Privacy policy linked from every page footer

GDPR Art. 13 requires privacy information to be provided at the time personal data is collected, which in practice means the privacy policy must be reachable from every page where a user interacts with the product. The CCPA §1798.100 imposes a parallel obligation for California residents. The FTC's privacy policy guidance treats a footer link as the minimum baseline for consumer awareness. A financial product with authenticated dashboards, account settings, or transaction screens that lack footer privacy links fails to satisfy any of these frameworks — and regulators treat authenticated sections as higher-risk because they process more sensitive data than marketing pages.

Create a shared footer component that includes the privacy policy link and import it into every layout file. In src/components/Footer.tsx:

// src/components/Footer.tsx
export function Footer() {
  return (
    <footer className="page-footer">
      <nav aria-label="Legal links">
        <a href="/privacy">Privacy Policy</a>
        <a href="/terms">Terms of Service</a>
        <a href="/contact">Contact</a>
      </nav>
    </footer>
  )
}

Import and render <Footer /> in app/layout.tsx (root) and in any group layout under app/(app)/layout.tsx or app/(dashboard)/layout.tsx that renders its own layout shell. Authenticated routes are not exempt — they handle more sensitive data and are higher-scrutiny for regulators.

• ID: privacy-footer

• Severity: medium

• What to look for: Count every layout file in the project (root layout, nested layouts, group layouts). For each layout, check whether a footer component is rendered that contains a "Privacy Policy" link. Then count the total number of page routes and verify that all routes inherit a layout that includes the footer.

• Pass criteria: At least 1 shared footer component exists that includes a "Privacy Policy" link with clear text (not "Legal" or buried in a dropdown). The footer is rendered via the root layout or all top-level group layouts so that 100% of page routes display it. Report the count: "Footer with privacy link found in X of Y layout files."

• Fail criteria: No Privacy Policy link in any footer, or the footer is missing from 1 or more layout files, or the link text is ambiguous (e.g., "Legal Stuff", "More").

• Skip (N/A) when: The project is an internal tool with no public pages or user-facing UI (e.g., internal API-only service).

• Detail on fail: Identify which layouts or pages lack the footer link and quote file paths. Example: "Privacy Policy link is in the footer via app/layout.tsx but the dashboard group layout at app/(app)/layout.tsx renders its own layout without the footer, so /dashboard and /account/settings pages have no privacy link."
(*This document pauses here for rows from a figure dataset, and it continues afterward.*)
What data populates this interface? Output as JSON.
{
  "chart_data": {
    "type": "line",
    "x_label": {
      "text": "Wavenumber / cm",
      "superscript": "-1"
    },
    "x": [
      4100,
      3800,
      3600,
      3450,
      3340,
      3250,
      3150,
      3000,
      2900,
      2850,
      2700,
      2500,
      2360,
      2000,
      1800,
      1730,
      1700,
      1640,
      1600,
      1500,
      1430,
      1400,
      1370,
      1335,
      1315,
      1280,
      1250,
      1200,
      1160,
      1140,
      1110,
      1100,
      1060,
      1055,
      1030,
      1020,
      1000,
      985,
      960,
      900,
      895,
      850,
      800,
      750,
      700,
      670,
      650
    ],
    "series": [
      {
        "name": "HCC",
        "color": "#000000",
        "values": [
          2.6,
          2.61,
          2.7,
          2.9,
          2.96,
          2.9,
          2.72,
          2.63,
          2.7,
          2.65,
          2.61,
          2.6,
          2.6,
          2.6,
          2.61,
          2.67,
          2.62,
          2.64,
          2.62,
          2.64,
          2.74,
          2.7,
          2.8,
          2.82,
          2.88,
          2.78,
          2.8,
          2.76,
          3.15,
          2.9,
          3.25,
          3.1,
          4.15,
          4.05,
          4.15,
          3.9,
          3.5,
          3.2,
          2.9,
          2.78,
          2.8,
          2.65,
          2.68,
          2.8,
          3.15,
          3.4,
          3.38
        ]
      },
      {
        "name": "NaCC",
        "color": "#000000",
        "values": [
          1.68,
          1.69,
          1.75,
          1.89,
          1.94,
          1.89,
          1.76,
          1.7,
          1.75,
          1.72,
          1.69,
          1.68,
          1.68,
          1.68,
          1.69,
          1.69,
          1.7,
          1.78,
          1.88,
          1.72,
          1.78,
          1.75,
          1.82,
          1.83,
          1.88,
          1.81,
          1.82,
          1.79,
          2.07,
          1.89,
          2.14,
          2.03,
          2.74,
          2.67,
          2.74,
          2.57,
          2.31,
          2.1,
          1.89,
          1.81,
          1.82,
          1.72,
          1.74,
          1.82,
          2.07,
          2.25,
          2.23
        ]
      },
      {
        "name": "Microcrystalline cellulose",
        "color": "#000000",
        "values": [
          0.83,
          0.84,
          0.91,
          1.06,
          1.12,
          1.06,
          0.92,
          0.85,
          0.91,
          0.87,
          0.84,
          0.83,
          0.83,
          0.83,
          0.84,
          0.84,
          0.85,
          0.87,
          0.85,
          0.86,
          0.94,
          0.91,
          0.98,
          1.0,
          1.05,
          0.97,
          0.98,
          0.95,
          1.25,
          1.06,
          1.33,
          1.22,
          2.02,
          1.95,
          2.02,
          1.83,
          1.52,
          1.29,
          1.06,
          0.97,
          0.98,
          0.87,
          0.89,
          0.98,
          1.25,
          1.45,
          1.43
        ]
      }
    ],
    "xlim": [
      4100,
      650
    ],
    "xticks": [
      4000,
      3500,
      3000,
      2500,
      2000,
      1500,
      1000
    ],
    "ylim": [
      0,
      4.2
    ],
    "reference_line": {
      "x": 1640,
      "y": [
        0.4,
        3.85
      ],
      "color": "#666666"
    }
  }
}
• Remediation: Add a privacy policy link to your footer component in src/components/Footer.tsx and include it in the root layout at app/layout.tsx:

  // src/components/Footer.tsx
  export function Footer() {
    return (
      <footer className="page-footer">
        <div className="footer-links">
          <a href="/terms">Terms & Conditions</a>
          <a href="/privacy">Privacy Policy</a>
          <a href="/contact">Contact Us</a>
        </div>
        <p>&copy; 2024 YourFinServ. All rights reserved.</p>
      </footer>
    )
  }
  
  // app/layout.tsx
  import { Footer } from '@/components/Footer'
  export default function RootLayout({ children }) {
    return (
      <html>
        <body>
          {children}
          <Footer />
        </body>
      </html>
    )
  }
  

• Cross-reference: For comprehensive privacy compliance evaluation (GDPR, CCPA, data handling), the GDPR Readiness and CCPA Readiness audits cover privacy policy content and user rights in depth.